Жертвенная отвага Мишки и возвращение в ледяную реальность[ред.]
После череды испытаний дети смогли вырваться обратно, оказавшись вновь в ледяном Ленинграде. Шурка и Бобка, измотанные, нашли дорогу домой и были на грани смерти от холода — и именно в этот момент произошло чудо. Король игрушек, эксцентричный и похожий на Деда Мороза, появился у изнеможённых братьев и предложил необычные санные гонки, за которыми скрывалась тяжёлая борьба за выживание. Обессиленный Шурка потерял сознание, а Бобка увидел, как Мишка, выскочивший из картины, загорелся и бросился в печь, чтобы разжечь огонь и спасти детей ценой своей жизни.
Санки со всего маху врылись носом в сугроб. Шурка выдирался наружу ногами и рукой, а другой тащил Бобку. Раскидал снег. Выполз. От него валил пар.
Огромные ледяные мечи свисали с крыш. Но это были крыши! Знакомая твёрдая линия крыш.
Появление дяди Яши с собранными припасами и радостной новостью о небольшом отпуске на Новый год стало для оставшихся детей светом надежды. Но Яшу настигла тревога: никто не мог ответить, что стало с тётей Верой и Таней.
Поезд на восток: послевоенная надежда и открытый финал[ред.]
Таня пришла в себя уже в поезде, движущемся на восток вдали от страшного города и кошмаров блокады.
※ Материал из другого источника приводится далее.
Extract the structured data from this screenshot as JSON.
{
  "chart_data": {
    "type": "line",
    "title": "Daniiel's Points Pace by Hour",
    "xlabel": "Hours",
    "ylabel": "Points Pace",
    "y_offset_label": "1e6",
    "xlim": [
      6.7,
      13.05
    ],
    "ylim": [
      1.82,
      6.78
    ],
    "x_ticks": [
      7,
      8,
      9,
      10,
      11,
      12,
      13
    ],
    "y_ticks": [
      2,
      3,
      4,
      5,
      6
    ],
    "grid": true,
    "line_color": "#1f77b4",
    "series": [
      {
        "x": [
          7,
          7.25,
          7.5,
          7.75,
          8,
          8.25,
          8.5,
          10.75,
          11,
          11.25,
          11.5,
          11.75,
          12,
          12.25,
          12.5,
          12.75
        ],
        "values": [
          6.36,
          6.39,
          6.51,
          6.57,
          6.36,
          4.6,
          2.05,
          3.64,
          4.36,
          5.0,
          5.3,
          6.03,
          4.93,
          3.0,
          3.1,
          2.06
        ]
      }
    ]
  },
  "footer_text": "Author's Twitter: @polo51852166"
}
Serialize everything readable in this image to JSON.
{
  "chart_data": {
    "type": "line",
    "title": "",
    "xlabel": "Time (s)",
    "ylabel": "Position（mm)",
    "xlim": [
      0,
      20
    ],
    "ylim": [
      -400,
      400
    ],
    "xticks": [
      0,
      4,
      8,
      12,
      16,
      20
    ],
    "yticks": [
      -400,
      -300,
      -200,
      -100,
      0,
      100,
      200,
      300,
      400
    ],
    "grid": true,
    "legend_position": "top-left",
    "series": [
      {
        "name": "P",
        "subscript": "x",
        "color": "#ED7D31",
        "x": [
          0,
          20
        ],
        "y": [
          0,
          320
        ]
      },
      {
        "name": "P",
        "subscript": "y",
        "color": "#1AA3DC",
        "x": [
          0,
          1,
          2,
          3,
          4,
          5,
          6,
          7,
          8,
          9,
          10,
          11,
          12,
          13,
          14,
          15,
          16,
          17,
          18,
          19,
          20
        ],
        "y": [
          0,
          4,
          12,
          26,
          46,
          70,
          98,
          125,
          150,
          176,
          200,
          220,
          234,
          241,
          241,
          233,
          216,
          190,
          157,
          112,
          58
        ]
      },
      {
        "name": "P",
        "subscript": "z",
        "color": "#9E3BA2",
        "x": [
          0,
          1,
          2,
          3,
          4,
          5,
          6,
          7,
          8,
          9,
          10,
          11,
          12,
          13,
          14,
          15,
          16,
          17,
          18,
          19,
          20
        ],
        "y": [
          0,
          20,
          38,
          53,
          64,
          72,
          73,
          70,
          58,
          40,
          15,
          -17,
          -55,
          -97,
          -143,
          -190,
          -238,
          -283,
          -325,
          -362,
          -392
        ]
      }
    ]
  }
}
Рядом с ней была тётя Вера — возможно настоящая, а может, её призрак или воспоминание. Таня хваталась за руку близкого человека, искала братьев, понимала, что судьба всей семьи, уцелевших соседей и всех детей теперь связана с этим медленным обнадёживающим движением на восток — прочь от войны, голода и смерти. Истощённые пассажиры поезда встречали неизвестность, принося с собой память о погибших, о потерянном городе, о дорогих исчезнувших людях. Финал оставил будущее открытым — уцелевшие отправились навстречу жизни, не забывая о цене, которую заплатили за выживание.